I am not entirely sure why comedians Ben Shannon and Mike Reed decided their set should be forty-eight minutes long, rather than a full hour, but it actually doesn’t really matter as they deliver plenty of laughs in the twenty-four minutes they each have onstage.
Worth the price of a ticket for an hour – sorry – forty-eight minutes. Oh wait, that’s right, it’s free! That’s forty-eight minutes well spent.
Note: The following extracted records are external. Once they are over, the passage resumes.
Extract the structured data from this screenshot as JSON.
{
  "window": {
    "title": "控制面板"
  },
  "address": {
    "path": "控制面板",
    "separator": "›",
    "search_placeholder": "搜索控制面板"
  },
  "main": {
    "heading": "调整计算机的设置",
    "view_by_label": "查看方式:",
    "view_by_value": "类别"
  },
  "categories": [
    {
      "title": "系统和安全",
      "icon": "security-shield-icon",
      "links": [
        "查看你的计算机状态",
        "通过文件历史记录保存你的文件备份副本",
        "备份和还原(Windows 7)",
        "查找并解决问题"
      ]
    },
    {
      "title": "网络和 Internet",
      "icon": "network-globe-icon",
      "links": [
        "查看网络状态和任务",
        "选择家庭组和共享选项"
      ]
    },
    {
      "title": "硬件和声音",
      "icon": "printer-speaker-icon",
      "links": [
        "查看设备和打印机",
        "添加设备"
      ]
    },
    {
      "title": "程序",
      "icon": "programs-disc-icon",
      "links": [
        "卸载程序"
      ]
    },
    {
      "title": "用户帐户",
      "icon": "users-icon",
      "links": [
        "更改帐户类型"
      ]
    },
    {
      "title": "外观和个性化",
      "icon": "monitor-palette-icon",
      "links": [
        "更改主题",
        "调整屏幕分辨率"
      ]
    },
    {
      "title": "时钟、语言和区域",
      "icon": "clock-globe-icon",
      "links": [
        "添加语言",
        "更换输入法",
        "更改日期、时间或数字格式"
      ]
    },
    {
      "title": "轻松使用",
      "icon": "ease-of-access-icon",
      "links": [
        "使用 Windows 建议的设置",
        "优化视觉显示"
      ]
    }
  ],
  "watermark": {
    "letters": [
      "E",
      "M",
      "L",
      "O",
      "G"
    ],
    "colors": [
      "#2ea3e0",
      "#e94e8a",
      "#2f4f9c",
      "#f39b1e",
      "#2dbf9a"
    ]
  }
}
Ben Shannon is the first to perform; although initially distracted by how a member of the audience was sitting, and continuing to use him as a reference or jumping off point throughout his time on stage, Shannon delivers a very relatable, if not tightly woven, set. He quickly gains a rapport with the audience, using their responses to his questions as a means of structuring his material, from talking about the Fringe to relationships to his embarrassing dad. Shannon’s anecdotes are, for the most part, relatable – I won’t go into detail about the animal anatomy he’s inadvertently Googled – and, although he often comments on his own jokes, with such lines as “That didn’t sound the way I thought it would this morning”, this only adds to his charm. This being said, Shannon’s tendency to begin his series of jokes and anecdotes by speaking to the audience could be seen as his relying on them to provide material for him, rather than using material of his own but, whether this is the case or not, his set proved consistently amusing, and so this was not really a big issue. Having encouraged the audience, split into teams, to clap and cheer for the next act, Shannon left the stage to make way for Mike Reed.
Although Reed’s style was much more dry than Shannon’s it proved no less entertaining, with Reed discussing life in Wales – in the town where he lives, apparently Friday counts as an upcoming event – the similarities between himself and a Henry Hoover, his difficult upbringing, train journeys and rubbish presents from relatives. As Shannon had done, Reed used the audience as his jumping off point but not to as great a degree; he also had a larger collection of one-liners as opposed to anecdotes, which provided a good contrast in tone and style to Shannon. Both Shannon and Reed provided solid, entertaining performances, worth the price of a ticket for an hour – sorry – forty-eight minutes. Oh wait, that’s right, it’s free! That’s forty-eight minutes well spent.